扉に近づくと、重く鈍い音が響き、扉がゆっくりと開き始める。


「この扉を開けた時、何か大きな力が目覚めるんだろうな」

春日の声は静かでありながら、決意に満ちていた。


扉の向こうには、巨大な空間が広がっていた。

そこには無数の奇怪な装置や遺物が並び、中央には一つの巨大なクリスタルが光を放っている。

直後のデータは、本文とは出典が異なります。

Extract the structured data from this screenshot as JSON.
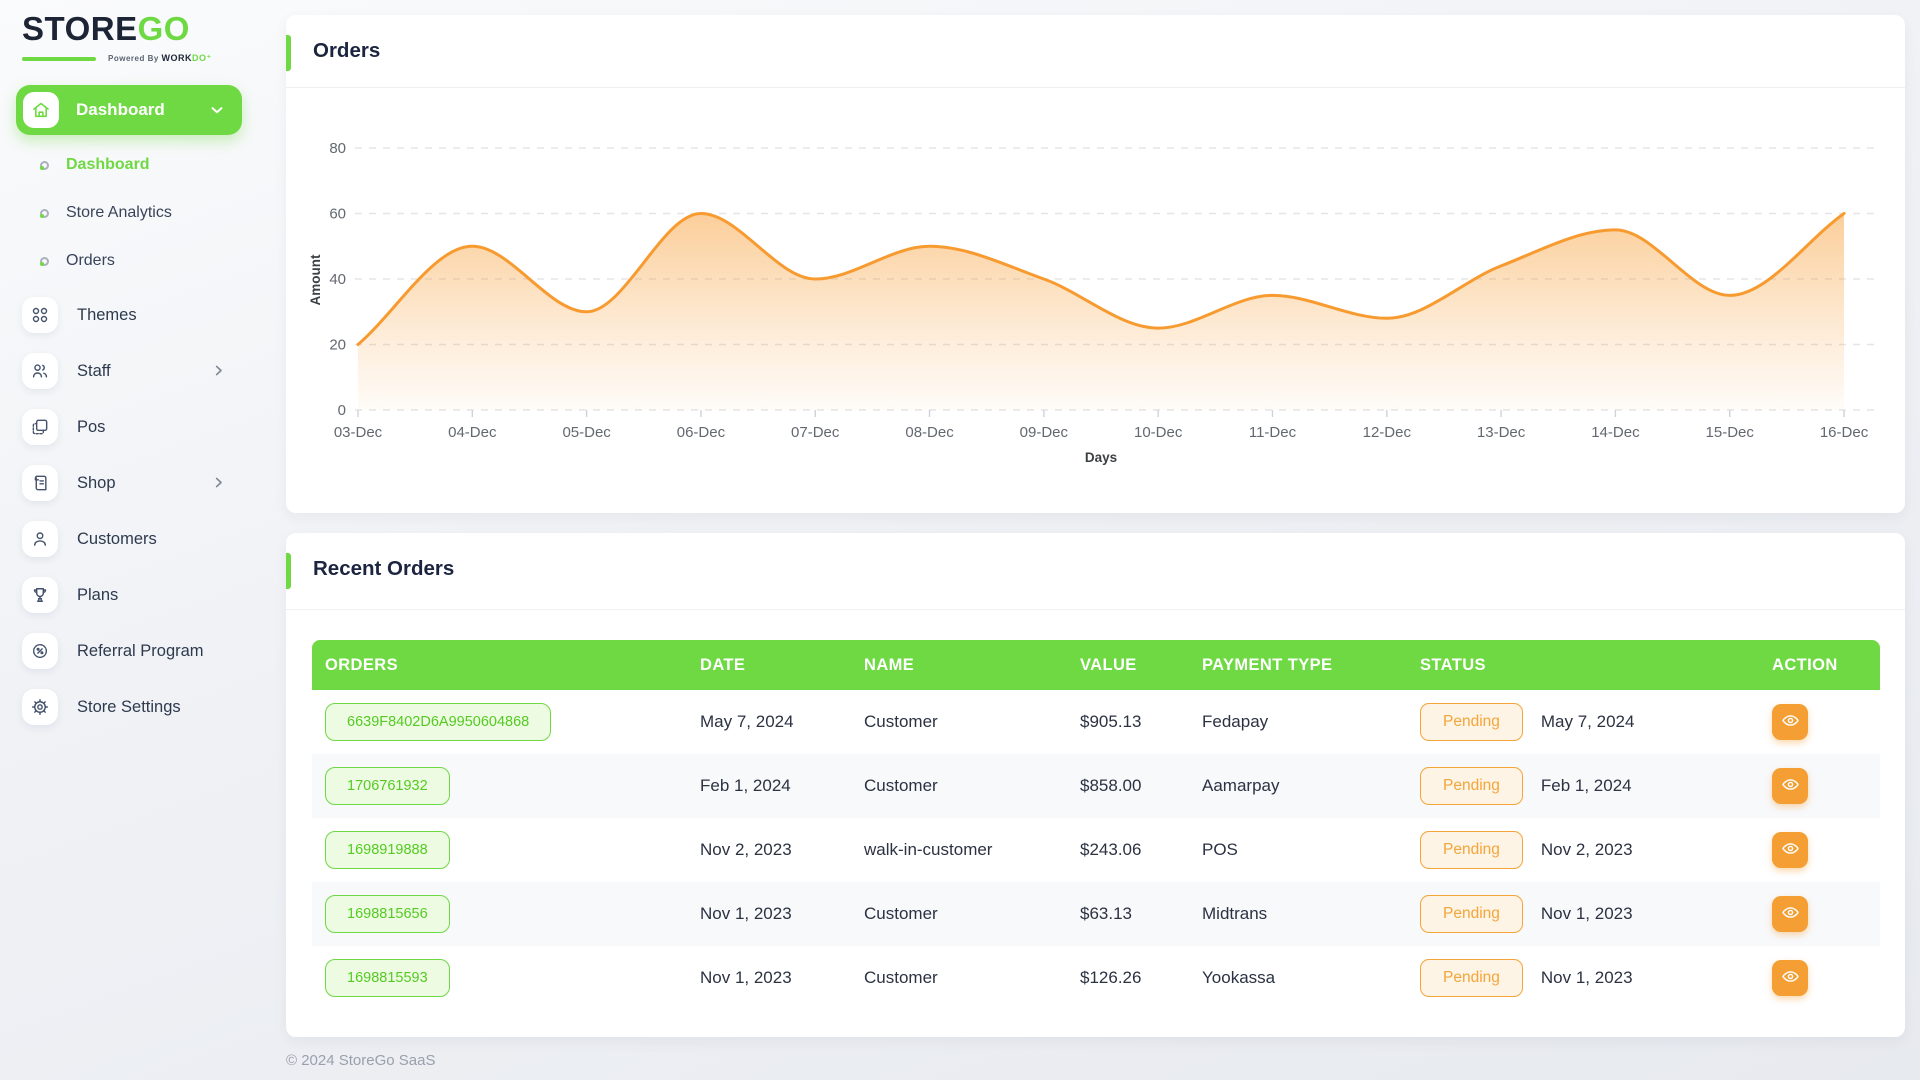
{
  "app": {
    "logo_primary": "STORE",
    "logo_accent": "GO",
    "powered_by": "Powered By ",
    "powered_brand": "WORK",
    "powered_brand_accent": "DO",
    "footer": "© 2024 StoreGo SaaS"
  },
  "colors": {
    "primary_green": "#6fd943",
    "dark_navy": "#1c2540",
    "chart_orange": "#f79b30",
    "pending_orange": "#f3a53a",
    "action_orange": "#f49e33"
  },
  "sidebar": {
    "group": {
      "label": "Dashboard",
      "icon": "home-icon",
      "expanded": true
    },
    "submenu": [
      {
        "label": "Dashboard",
        "active": true
      },
      {
        "label": "Store Analytics",
        "active": false
      },
      {
        "label": "Orders",
        "active": false
      }
    ],
    "items": [
      {
        "label": "Themes",
        "icon": "themes-icon",
        "has_children": false
      },
      {
        "label": "Staff",
        "icon": "staff-icon",
        "has_children": true
      },
      {
        "label": "Pos",
        "icon": "pos-icon",
        "has_children": false
      },
      {
        "label": "Shop",
        "icon": "shop-icon",
        "has_children": true
      },
      {
        "label": "Customers",
        "icon": "customers-icon",
        "has_children": false
      },
      {
        "label": "Plans",
        "icon": "plans-icon",
        "has_children": false
      },
      {
        "label": "Referral Program",
        "icon": "referral-icon",
        "has_children": false
      },
      {
        "label": "Store Settings",
        "icon": "settings-icon",
        "has_children": false
      }
    ]
  },
  "orders_card": {
    "title": "Orders"
  },
  "chart_data": {
    "type": "area",
    "title": "Orders",
    "x": [
      "03-Dec",
      "04-Dec",
      "05-Dec",
      "06-Dec",
      "07-Dec",
      "08-Dec",
      "09-Dec",
      "10-Dec",
      "11-Dec",
      "12-Dec",
      "13-Dec",
      "14-Dec",
      "15-Dec",
      "16-Dec"
    ],
    "series": [
      {
        "name": "Amount",
        "values": [
          20,
          50,
          30,
          60,
          40,
          50,
          40,
          25,
          35,
          28,
          44,
          55,
          35,
          60
        ]
      }
    ],
    "xlabel": "Days",
    "ylabel": "Amount",
    "ylim": [
      0,
      80
    ],
    "yticks": [
      0,
      20,
      40,
      60,
      80
    ],
    "grid": "horizontal-dashed",
    "legend": "none",
    "line_color": "#f79b30",
    "fill": "orange-gradient-to-transparent"
  },
  "recent_orders": {
    "title": "Recent Orders",
    "columns": [
      "ORDERS",
      "DATE",
      "NAME",
      "VALUE",
      "PAYMENT TYPE",
      "STATUS",
      "ACTION"
    ],
    "rows": [
      {
        "order_id": "6639F8402D6A9950604868",
        "date": "May 7, 2024",
        "name": "Customer",
        "value": "$905.13",
        "payment_type": "Fedapay",
        "status": "Pending",
        "status_date": "May 7, 2024"
      },
      {
        "order_id": "1706761932",
        "date": "Feb 1, 2024",
        "name": "Customer",
        "value": "$858.00",
        "payment_type": "Aamarpay",
        "status": "Pending",
        "status_date": "Feb 1, 2024"
      },
      {
        "order_id": "1698919888",
        "date": "Nov 2, 2023",
        "name": "walk-in-customer",
        "value": "$243.06",
        "payment_type": "POS",
        "status": "Pending",
        "status_date": "Nov 2, 2023"
      },
      {
        "order_id": "1698815656",
        "date": "Nov 1, 2023",
        "name": "Customer",
        "value": "$63.13",
        "payment_type": "Midtrans",
        "status": "Pending",
        "status_date": "Nov 1, 2023"
      },
      {
        "order_id": "1698815593",
        "date": "Nov 1, 2023",
        "name": "Customer",
        "value": "$126.26",
        "payment_type": "Yookassa",
        "status": "Pending",
        "status_date": "Nov 1, 2023"
      }
    ]
  }
}
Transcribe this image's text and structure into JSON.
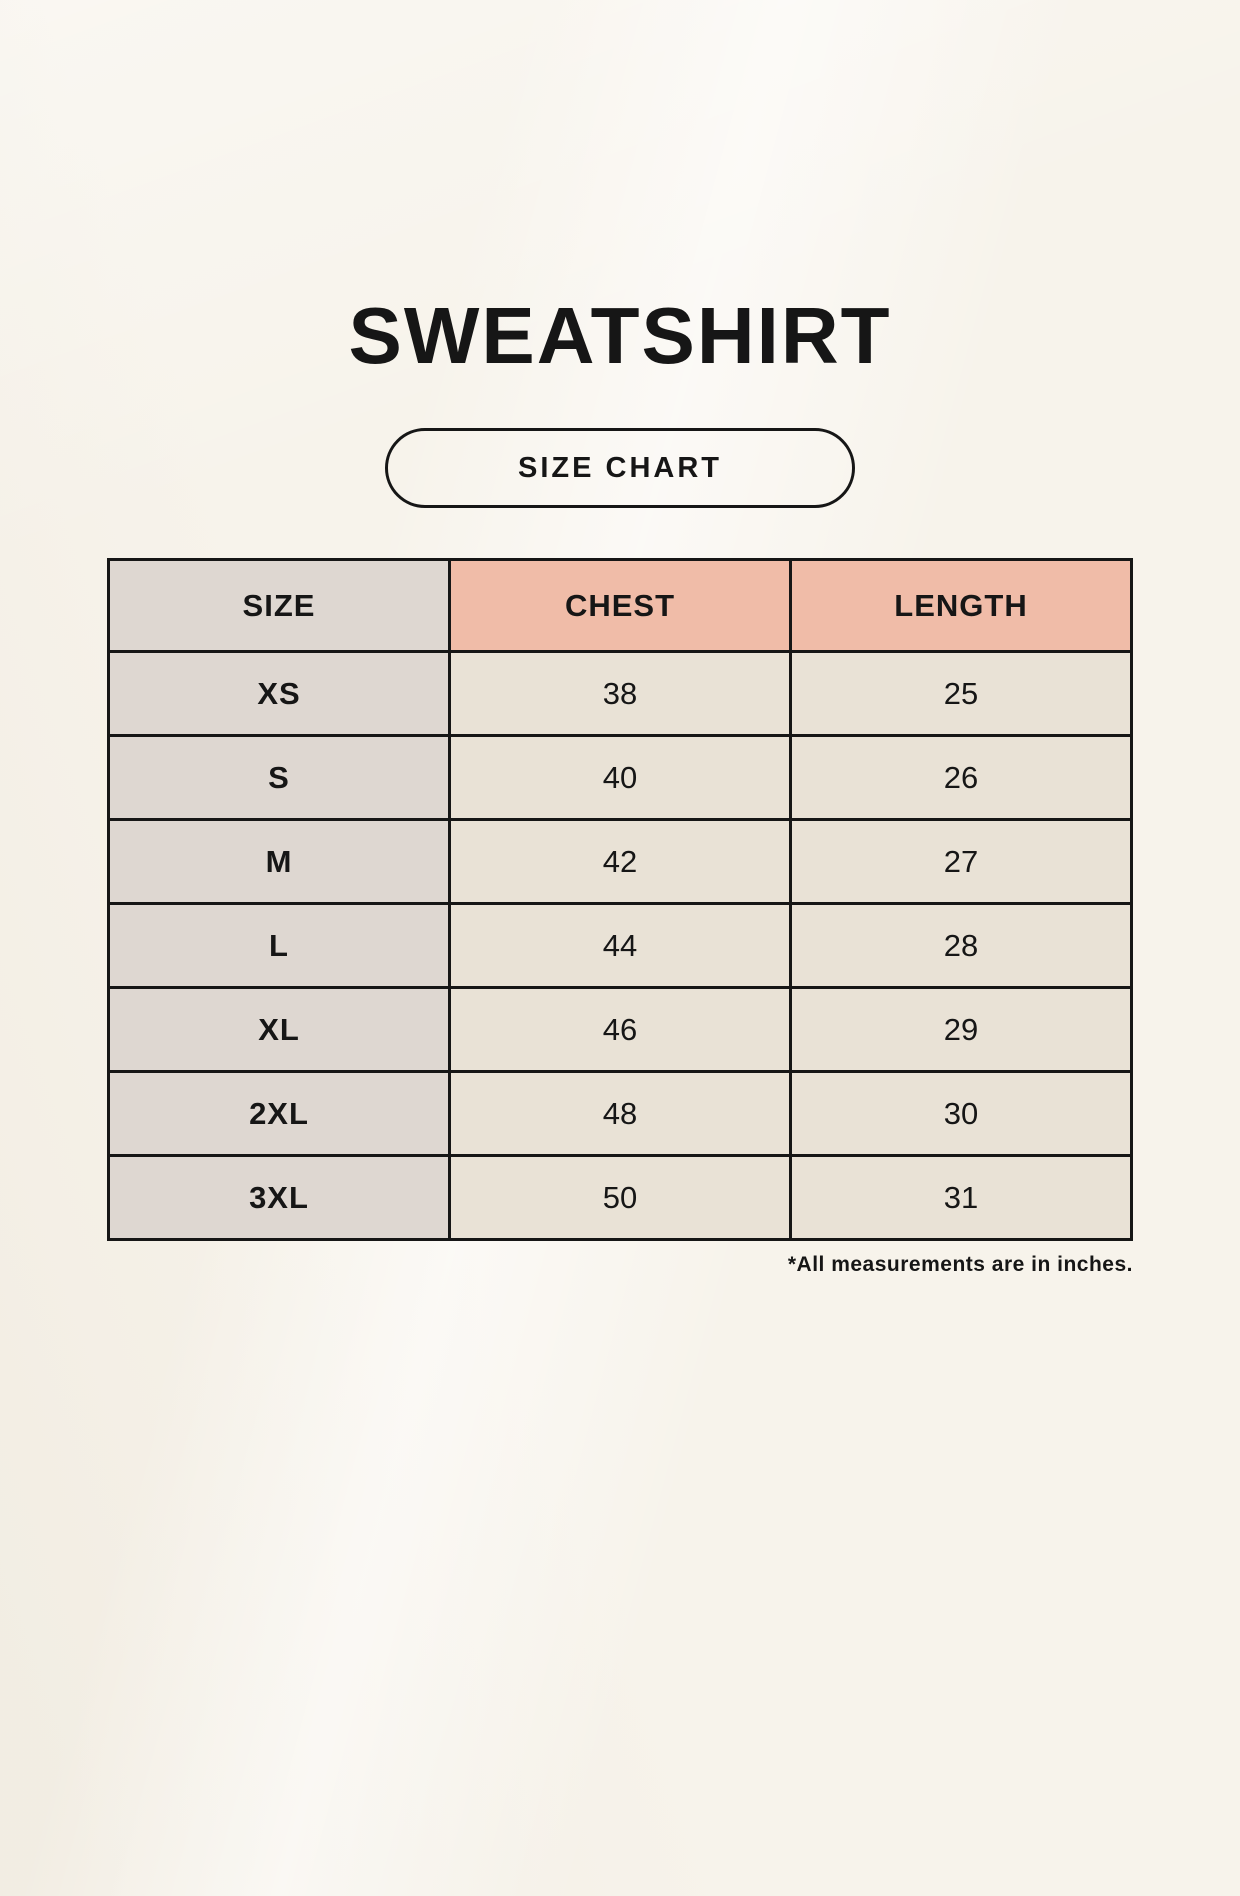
{
  "header": {
    "title": "SWEATSHIRT",
    "badge_label": "SIZE CHART"
  },
  "chart_data": {
    "type": "table",
    "title": "SWEATSHIRT SIZE CHART",
    "columns": [
      "SIZE",
      "CHEST",
      "LENGTH"
    ],
    "rows": [
      [
        "XS",
        "38",
        "25"
      ],
      [
        "S",
        "40",
        "26"
      ],
      [
        "M",
        "42",
        "27"
      ],
      [
        "L",
        "44",
        "28"
      ],
      [
        "XL",
        "46",
        "29"
      ],
      [
        "2XL",
        "48",
        "30"
      ],
      [
        "3XL",
        "50",
        "31"
      ]
    ],
    "units": "inches"
  },
  "footnote": "*All measurements are in inches.",
  "colors": {
    "background": "#F7F3EB",
    "header_accent": "#F0BCA8",
    "size_column": "#DED7D1",
    "cell": "#E9E2D6",
    "border": "#161616",
    "text": "#161616"
  }
}
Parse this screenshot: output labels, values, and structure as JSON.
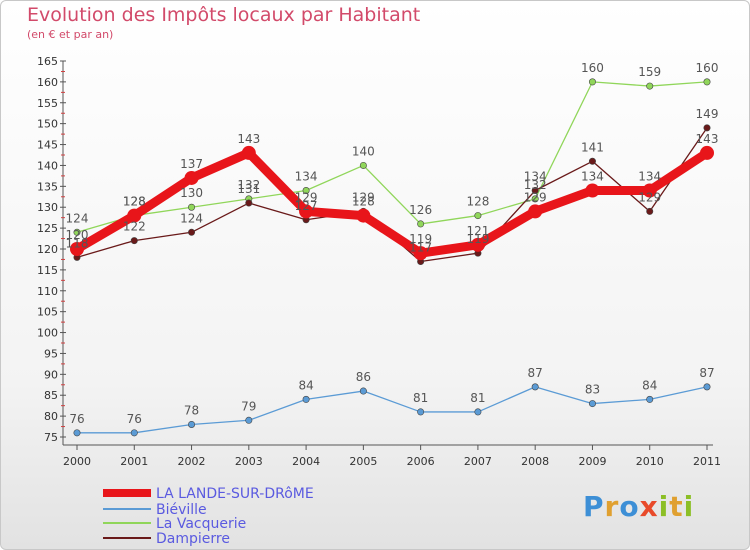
{
  "header": {
    "title": "Evolution des Impôts locaux par Habitant",
    "subtitle": "(en € et par an)"
  },
  "logo": {
    "text": "Proxiti",
    "letters": [
      "P",
      "r",
      "o",
      "x",
      "i",
      "t",
      "i"
    ],
    "colors": [
      "#3d8fd6",
      "#e0a030",
      "#3d8fd6",
      "#e84a2a",
      "#8cbf26",
      "#e0a030",
      "#8cbf26"
    ]
  },
  "chart_data": {
    "type": "line",
    "title": "Evolution des Impôts locaux par Habitant",
    "subtitle": "(en € et par an)",
    "x": [
      "2000",
      "2001",
      "2002",
      "2003",
      "2004",
      "2005",
      "2006",
      "2007",
      "2008",
      "2009",
      "2010",
      "2011"
    ],
    "ylim": [
      75,
      165
    ],
    "yticks": [
      75,
      80,
      85,
      90,
      95,
      100,
      105,
      110,
      115,
      120,
      125,
      130,
      135,
      140,
      145,
      150,
      155,
      160,
      165
    ],
    "grid": false,
    "legend_position": "bottom-left",
    "series": [
      {
        "name": "LA LANDE-SUR-DRôME",
        "color": "#e8151a",
        "values": [
          120,
          128,
          137,
          143,
          129,
          128,
          119,
          121,
          129,
          134,
          134,
          143
        ],
        "labels": [
          "120",
          "128",
          "137",
          "143",
          "129",
          "128",
          "119",
          "121",
          "129",
          "134",
          "134",
          "143"
        ]
      },
      {
        "name": "Biéville",
        "color": "#5b9bd5",
        "values": [
          76,
          76,
          78,
          79,
          84,
          86,
          81,
          81,
          87,
          83,
          84,
          87
        ],
        "labels": [
          "76",
          "76",
          "78",
          "79",
          "84",
          "86",
          "81",
          "81",
          "87",
          "83",
          "84",
          "87"
        ]
      },
      {
        "name": "La Vacquerie",
        "color": "#90d65a",
        "values": [
          124,
          128,
          130,
          132,
          134,
          140,
          126,
          128,
          132,
          160,
          159,
          160
        ],
        "labels": [
          "124",
          "128",
          "130",
          "132",
          "134",
          "140",
          "126",
          "128",
          "132",
          "160",
          "159",
          "160"
        ]
      },
      {
        "name": "Dampierre",
        "color": "#6a1a1a",
        "values": [
          118,
          122,
          124,
          131,
          127,
          129,
          117,
          119,
          134,
          141,
          129,
          149
        ],
        "labels": [
          "118",
          "122",
          "124",
          "131",
          "127",
          "129",
          "117",
          "119",
          "134",
          "141",
          "129",
          "149"
        ]
      }
    ]
  }
}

そのクリスタルから放たれる青白い波動が、地下の空間を満たし、春日たちの体にも重くのしかかる。


「これが……」

渋谷が息を呑んで、その場に立ちすくむ。

「未開の力の源、か」

春日は刀を構え、その波動に意識を集中させる。

「待て……何かが違う」


その時、突然、クリスタルが揺れ始め、周囲の空間が歪む。

「これは……!」

春日はそれを見逃さなかった。


青白い光が一気に膨れ上がり、地下の空間を包み込む。

その中心から現れたのは、予想を超える存在だった。

「君たちか……」

低く冷たい声が響き渡り、その声に反応するように、クリスタルから姿を現したのは――

黒い装甲に身を包んだ、異形の存在だった。


その顔は隠されており、鋭い目がただひとつだけ浮かび上がっていた。

その存在は、春日たちに冷ややかな視線を向ける。

「お前たちが都市を守る者たちか。だが、ここで君たちの役目は終わりだ」


その言葉が、春日たちの戦いの予兆を告げるものだった。

地下の覚醒した力が、今、都市全域を巻き込んで新たな波動を生み出す――

その瞬間から、次なる戦いが始まった。